De la propriété


par  R. ROCHE
Publication : décembre 1978
Mise en ligne : 9 septembre 2008

DU communisme, et même du socialisme, émane une peur, ancrée dans la conscience populaire : celle de perdre sa propriété. L’homme au couteau sanglant entre les dents délogerait férocement les gens paisibles, les expulserait de leur habitation, de leur petite entreprise et les jetterait à la rue. Ces gens seraient alors assujettis à travailler sans contre-partie sous le joug d’une collectivité aveugle et sans aveu. Dans un tel paysage il fallait être le dernier des parias pour adhérer au parti communiste, mais Dieu sait combien ces parias étaient innombrables en 1920.
En cette année 1920, mon oncle, ouvrier parisien, acquérait un petit terrain particulièrement bon marché de 250 m2, lequel faisait partie d’un morcellement non viabilisé situé dans la grande banlieue. Ç’avait donc été au vu d’une annonce parue dans « L’Humanité » qu’il effectuait cet achat et il y mettait toutes ses économies et tout son coeur. Les acheteurs des cinquante lots du lotissement étaient tous communistes.
Quelques années plus tard, la plupart des heureux bénéficiaires avaient construit leur petite bicoque en bois ou en dur à la sueur de leur front et en se saignant aux quatre veines, et habitaient là. Ils étaient devenus « des propriétaires  » avec le jardinet soigneusement cultivé... les fleurs... idéal énorme à l’époque pour de petits salariés parisiens.
Tous, doucement, du rouge passèrent au rose... et d’aucuns virèrent au jaune bon teint.
Giscard d’Estaing le sait quand il pousse le peuple vers l’accession à la propriété en 25 années de dettes. Il veut voir de moins en moins de locataires et de plus en plus de propriétaires de petit pavillon ou d’appartement : honnête moyen de faire baisser le nombre d’électeurs orientant leur scrutin du côté gauche. De Gaulle poursuivait une vue parallèle lorsqu’il préconisa la « participation » : les minuscules et dérisoires porteurs d’actions de l’entreprise, comme les gros actionnaires, votent à droite. Telles sont les vertus de la propriété.
La propriété est la chose la plus naturelle qui soit. Elle est inscrite dans la Nature. On la décèle en observant les comportements de la plupart des espèces animales. Des oiseaux défendent leur nid, leur arbre, leur espace d’action et n’empiètent guère sur ceux des voisins. L’aigle se sent le maître de son aire. Les lapins possèdent leur propre terrier et la plupart des mammifères assurent leur domaine vital.
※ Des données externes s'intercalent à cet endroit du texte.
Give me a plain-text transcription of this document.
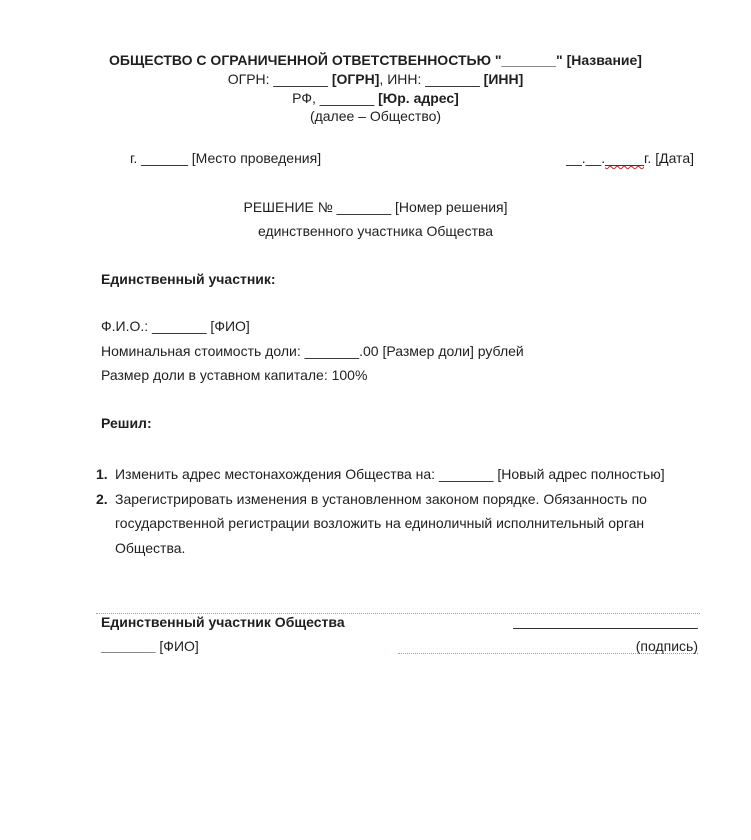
ОБЩЕСТВО С ОГРАНИЧЕННОЙ ОТВЕТСТВЕННОСТЬЮ "_______" [Название]
ОГРН: _______ [ОГРН], ИНН: _______ [ИНН]
РФ, _______ [Юр. адрес]
(далее – Общество)
г. ______ [Место проведения]	__.__._____г. [Дата]
РЕШЕНИЕ № _______ [Номер решения]
единственного участника Общества
Единственный участник:
Ф.И.О.: _______ [ФИО]
Номинальная стоимость доли: _______.00 [Размер доли] рублей
Размер доли в уставном капитале: 100%
Решил:
1. Изменить адрес местонахождения Общества на: _______ [Новый адрес полностью]
2. Зарегистрировать изменения в установленном законом порядке. Обязанность по государственной регистрации возложить на единоличный исполнительный орган Общества.
Единственный участник Общества
_______ [ФИО]	(подпись)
Si l’homme se complaît à participer à des activités de groupe, un moment vient toujours où le besoin se fait sentir de retrouver son chez-soi, sa famille, l’intimité et la sécurité du home et, si la possibilité s’en présente, de pouvoir se réfugier dans son coin personnel de solitude. Même en vie collective monastique chacun possède sa cellule où il peut dormir et penser seul.
La nécessité impérieuse des choses bien à soi est immanente, légitime et intouchable.
D’évidence, cela continuera d’être aussi vrai quand l’homme aura surmonté le capitalisme et accédé à une société distributive et lisse lui permettant enfin de réaliser pleinement sa vie. Il aura, pour ce faire, abandonné les fausses valeurs, les fausses préciosités, la finance, lesquelles permettaient aux gros propriétaires de spéculer et d’amasser toujours davantage au détriment du plus grand nombre.
Le régime distributif rendu nécessaire par l’abondance ne supprime pas la propriété. Au contraire, il la généralise. Et cela il faut le dire fortement, le faire savoir à la ronde. Il se pourrait en effet que des esprits naturellement portés à admettre le bien-fondé de cette voie se trouvent arrêtés dans leur élan par une crainte innée, confuse, irraisonnée de se voir dépossédé par la société de l’abondance. Cela n’est pas. D’ailleurs Jacques Duboin a écrit  : « Ainsi chacun devrait posséder une demeure spacieuse, élégante, confortable, où il soit possible de s’isoler pour lire, étudier, ou simplement réfléchir ». (« Rareté et Abondance », page 260).
C’est certain : le droit imprescriptible à la propriété individuelle sera inscrit en toutes lettres dans la Constitution de l’Economie Distributive. La propriété sera même héréditaire et l’Etat en garantira les modalités d’application.